As a grandparent, you may want to make sure that your grandchildren remain provided for when you’re gone. There are many things to consider during estate planning to ensure things go as you wish. If you’re considering estate planning as a grandparent, here’s what you need to keep in mind.
A 529 plan can be a way for you to save up money and put it towards your grandchildren’s education. It’s also a way for you to invest money without worrying about any tax implications.
If you’re considering 529 plans as a grandparent, it’s essential to know that people use them for more than just college. They use them for other educational opportunities like vocational schools and online courses.

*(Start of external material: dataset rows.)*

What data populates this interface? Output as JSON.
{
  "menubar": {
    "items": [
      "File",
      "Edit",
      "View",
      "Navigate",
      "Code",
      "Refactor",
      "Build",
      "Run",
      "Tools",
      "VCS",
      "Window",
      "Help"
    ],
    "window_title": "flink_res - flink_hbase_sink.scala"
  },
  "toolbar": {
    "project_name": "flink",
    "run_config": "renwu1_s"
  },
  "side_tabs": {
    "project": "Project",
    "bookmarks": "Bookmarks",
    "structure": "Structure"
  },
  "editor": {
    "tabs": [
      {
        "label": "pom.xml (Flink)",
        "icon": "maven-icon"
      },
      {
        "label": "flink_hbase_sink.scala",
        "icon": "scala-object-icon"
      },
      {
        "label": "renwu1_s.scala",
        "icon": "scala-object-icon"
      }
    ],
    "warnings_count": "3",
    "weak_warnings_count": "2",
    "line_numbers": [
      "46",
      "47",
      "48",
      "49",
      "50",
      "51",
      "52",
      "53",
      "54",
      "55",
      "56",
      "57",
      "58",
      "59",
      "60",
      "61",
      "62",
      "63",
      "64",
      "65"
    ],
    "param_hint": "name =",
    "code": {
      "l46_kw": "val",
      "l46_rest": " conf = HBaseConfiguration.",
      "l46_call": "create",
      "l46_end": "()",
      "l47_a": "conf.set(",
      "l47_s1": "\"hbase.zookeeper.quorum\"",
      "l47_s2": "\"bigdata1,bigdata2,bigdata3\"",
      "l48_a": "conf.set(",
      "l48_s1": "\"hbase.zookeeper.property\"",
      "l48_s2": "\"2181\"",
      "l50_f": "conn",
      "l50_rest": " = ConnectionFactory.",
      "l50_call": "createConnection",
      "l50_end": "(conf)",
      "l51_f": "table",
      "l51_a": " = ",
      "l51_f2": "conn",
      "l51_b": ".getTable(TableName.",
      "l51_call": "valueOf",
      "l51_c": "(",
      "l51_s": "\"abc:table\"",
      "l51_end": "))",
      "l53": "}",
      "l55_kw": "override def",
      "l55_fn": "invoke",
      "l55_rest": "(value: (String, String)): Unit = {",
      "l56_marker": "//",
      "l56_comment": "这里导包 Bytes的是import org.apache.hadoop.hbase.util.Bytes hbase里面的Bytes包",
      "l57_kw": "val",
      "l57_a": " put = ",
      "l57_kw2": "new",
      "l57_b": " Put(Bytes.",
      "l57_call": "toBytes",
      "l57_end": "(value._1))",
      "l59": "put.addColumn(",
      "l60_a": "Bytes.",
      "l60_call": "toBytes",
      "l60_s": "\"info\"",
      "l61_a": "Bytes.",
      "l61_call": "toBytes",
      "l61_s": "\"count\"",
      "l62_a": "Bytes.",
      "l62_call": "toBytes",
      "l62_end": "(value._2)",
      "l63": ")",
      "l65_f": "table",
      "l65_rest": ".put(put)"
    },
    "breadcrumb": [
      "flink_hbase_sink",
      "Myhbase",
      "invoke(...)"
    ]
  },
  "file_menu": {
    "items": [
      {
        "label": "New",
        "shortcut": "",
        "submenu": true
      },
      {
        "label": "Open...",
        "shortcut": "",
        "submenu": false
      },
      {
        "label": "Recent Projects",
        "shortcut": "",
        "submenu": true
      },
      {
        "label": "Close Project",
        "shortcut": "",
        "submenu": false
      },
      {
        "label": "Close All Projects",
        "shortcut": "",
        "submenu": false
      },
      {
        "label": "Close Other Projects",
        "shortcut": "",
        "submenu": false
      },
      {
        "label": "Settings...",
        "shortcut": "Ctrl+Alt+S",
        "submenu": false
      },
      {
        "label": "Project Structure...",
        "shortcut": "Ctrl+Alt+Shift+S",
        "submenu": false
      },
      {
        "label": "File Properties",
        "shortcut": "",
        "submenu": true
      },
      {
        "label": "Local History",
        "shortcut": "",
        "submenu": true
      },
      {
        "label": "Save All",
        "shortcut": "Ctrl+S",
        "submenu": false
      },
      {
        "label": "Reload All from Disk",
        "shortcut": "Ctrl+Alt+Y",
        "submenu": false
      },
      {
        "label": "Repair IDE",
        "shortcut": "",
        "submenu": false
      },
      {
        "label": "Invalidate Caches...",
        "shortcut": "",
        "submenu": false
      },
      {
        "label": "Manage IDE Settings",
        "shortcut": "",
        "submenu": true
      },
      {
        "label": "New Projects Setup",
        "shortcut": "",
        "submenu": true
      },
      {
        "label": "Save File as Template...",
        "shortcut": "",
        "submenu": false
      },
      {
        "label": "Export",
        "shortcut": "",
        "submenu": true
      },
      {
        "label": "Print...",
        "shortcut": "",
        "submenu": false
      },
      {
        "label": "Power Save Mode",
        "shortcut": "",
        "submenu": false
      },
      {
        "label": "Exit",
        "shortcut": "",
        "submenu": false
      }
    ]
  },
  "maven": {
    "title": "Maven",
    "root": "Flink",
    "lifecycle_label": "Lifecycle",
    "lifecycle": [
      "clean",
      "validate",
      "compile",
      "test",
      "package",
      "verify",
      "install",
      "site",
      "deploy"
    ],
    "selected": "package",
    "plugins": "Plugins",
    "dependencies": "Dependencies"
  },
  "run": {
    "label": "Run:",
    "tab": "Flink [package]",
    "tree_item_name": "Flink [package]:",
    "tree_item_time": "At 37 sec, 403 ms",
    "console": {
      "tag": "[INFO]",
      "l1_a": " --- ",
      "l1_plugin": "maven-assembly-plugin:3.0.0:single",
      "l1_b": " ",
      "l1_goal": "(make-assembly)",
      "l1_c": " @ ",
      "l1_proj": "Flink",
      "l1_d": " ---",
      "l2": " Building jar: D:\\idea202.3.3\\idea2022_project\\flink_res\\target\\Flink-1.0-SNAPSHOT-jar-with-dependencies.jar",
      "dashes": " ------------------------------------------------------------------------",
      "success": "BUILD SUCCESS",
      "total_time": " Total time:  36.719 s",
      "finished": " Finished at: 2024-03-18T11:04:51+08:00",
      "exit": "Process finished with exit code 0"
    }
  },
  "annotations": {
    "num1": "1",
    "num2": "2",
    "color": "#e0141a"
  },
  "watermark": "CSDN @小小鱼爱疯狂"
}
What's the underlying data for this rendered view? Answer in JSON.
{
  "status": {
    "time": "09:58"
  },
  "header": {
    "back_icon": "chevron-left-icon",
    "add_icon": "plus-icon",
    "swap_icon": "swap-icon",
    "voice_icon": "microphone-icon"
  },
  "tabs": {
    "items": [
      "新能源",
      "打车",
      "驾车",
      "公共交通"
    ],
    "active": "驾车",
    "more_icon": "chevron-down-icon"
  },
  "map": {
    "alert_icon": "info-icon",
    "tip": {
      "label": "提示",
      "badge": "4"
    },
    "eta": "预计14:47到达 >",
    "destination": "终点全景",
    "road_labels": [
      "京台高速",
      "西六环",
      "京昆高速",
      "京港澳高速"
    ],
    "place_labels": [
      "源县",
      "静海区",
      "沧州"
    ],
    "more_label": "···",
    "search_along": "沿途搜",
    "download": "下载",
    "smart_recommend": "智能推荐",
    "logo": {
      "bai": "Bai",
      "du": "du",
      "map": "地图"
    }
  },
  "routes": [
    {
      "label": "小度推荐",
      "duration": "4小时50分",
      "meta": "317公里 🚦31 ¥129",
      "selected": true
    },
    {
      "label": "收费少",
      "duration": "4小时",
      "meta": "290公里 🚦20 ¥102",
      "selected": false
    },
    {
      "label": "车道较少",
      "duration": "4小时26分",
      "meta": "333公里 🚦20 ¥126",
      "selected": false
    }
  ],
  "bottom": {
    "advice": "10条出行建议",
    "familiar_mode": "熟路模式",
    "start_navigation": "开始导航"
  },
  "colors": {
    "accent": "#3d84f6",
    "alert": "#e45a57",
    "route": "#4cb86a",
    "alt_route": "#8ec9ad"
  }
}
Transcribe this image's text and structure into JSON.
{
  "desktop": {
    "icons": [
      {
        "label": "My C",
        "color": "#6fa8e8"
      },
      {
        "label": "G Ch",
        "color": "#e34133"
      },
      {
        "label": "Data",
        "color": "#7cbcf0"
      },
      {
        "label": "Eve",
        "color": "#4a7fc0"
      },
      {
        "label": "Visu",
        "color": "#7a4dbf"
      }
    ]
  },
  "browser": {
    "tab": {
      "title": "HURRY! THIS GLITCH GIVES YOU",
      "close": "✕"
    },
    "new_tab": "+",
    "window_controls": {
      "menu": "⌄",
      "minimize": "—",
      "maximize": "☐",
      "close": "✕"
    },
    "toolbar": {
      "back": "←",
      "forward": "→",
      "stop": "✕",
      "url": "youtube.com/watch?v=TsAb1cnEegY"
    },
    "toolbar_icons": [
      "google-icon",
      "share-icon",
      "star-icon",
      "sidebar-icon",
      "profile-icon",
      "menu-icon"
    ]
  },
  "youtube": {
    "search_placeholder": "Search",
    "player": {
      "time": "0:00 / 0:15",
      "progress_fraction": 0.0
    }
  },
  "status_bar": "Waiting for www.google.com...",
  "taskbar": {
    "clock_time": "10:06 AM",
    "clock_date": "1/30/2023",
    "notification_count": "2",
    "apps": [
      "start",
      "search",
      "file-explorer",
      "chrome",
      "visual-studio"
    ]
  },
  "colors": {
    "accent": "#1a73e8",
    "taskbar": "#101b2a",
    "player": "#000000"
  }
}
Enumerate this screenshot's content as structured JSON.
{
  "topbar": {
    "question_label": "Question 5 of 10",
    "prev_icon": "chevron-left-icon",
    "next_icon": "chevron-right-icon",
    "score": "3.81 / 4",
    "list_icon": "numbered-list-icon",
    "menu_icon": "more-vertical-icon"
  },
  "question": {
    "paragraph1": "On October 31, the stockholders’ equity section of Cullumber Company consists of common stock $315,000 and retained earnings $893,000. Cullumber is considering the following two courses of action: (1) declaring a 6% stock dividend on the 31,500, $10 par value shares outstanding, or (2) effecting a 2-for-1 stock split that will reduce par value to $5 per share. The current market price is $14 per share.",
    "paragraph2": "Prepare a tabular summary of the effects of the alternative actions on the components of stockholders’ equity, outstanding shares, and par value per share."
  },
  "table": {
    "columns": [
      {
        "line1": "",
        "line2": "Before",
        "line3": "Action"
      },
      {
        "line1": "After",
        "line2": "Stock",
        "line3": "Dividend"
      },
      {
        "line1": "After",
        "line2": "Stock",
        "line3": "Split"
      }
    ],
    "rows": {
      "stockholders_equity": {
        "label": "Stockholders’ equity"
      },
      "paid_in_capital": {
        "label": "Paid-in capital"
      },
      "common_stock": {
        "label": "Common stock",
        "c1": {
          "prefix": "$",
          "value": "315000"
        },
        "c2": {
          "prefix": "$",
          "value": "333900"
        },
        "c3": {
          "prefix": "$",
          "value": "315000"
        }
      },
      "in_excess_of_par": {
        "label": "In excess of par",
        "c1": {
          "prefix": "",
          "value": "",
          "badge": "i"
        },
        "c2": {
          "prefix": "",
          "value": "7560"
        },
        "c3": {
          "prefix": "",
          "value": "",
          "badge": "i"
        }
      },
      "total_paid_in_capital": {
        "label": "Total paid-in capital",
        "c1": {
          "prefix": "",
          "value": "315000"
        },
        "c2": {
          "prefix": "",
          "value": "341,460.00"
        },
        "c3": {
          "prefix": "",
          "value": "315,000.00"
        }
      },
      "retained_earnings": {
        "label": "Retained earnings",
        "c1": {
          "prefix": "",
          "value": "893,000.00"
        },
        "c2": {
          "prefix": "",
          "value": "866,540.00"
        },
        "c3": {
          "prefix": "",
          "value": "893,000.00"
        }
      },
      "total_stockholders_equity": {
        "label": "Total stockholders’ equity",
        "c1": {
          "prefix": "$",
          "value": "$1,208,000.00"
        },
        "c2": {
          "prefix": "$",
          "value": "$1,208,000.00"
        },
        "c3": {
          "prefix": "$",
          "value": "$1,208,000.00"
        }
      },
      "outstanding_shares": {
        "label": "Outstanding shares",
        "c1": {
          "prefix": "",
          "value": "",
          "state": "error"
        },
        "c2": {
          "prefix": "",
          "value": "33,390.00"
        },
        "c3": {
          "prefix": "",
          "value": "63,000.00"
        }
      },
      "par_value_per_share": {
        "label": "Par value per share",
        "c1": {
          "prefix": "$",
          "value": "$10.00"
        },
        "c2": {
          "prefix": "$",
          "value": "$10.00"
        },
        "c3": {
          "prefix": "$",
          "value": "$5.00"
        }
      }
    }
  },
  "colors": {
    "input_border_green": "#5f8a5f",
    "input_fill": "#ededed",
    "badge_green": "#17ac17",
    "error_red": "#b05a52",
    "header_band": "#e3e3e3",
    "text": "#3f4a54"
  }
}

A 2503-C Trust is a type of revocable living trust designed to help beneficiaries who are minors or under the age of 21. This trust allows you to manage property and assets for your grandchildren until they’re ready to take control themselves when they are of age.
This type of trust can come in handy if you want to lessen the tax burden that would otherwise fall on your grandchildren. It also reduces the time needed for probate court by allowing you to name beneficiaries before passing away.
POD (payable on death) account
You may also consider naming your grandchildren ‘POD’ beneficiaries while estate planning. A POD account is an easy way to plan for your grandchildren’s future by using what you already have, and it allows them to access the funds immediately after your passing without having to wait for probate court.
For grandparents considering POD accounts, it’s important to know that the funds are only available when you open a new account or transfer money from another bank account with this feature.
Estate planning as a grandparent can feel confusing and overwhelming, but it doesn’t have to be. As you’ve seen, there are specific estate planning considerations that you can make to make it easier for you to provide for your grandchildren and ensure that they’re taken care of before and after you pass away.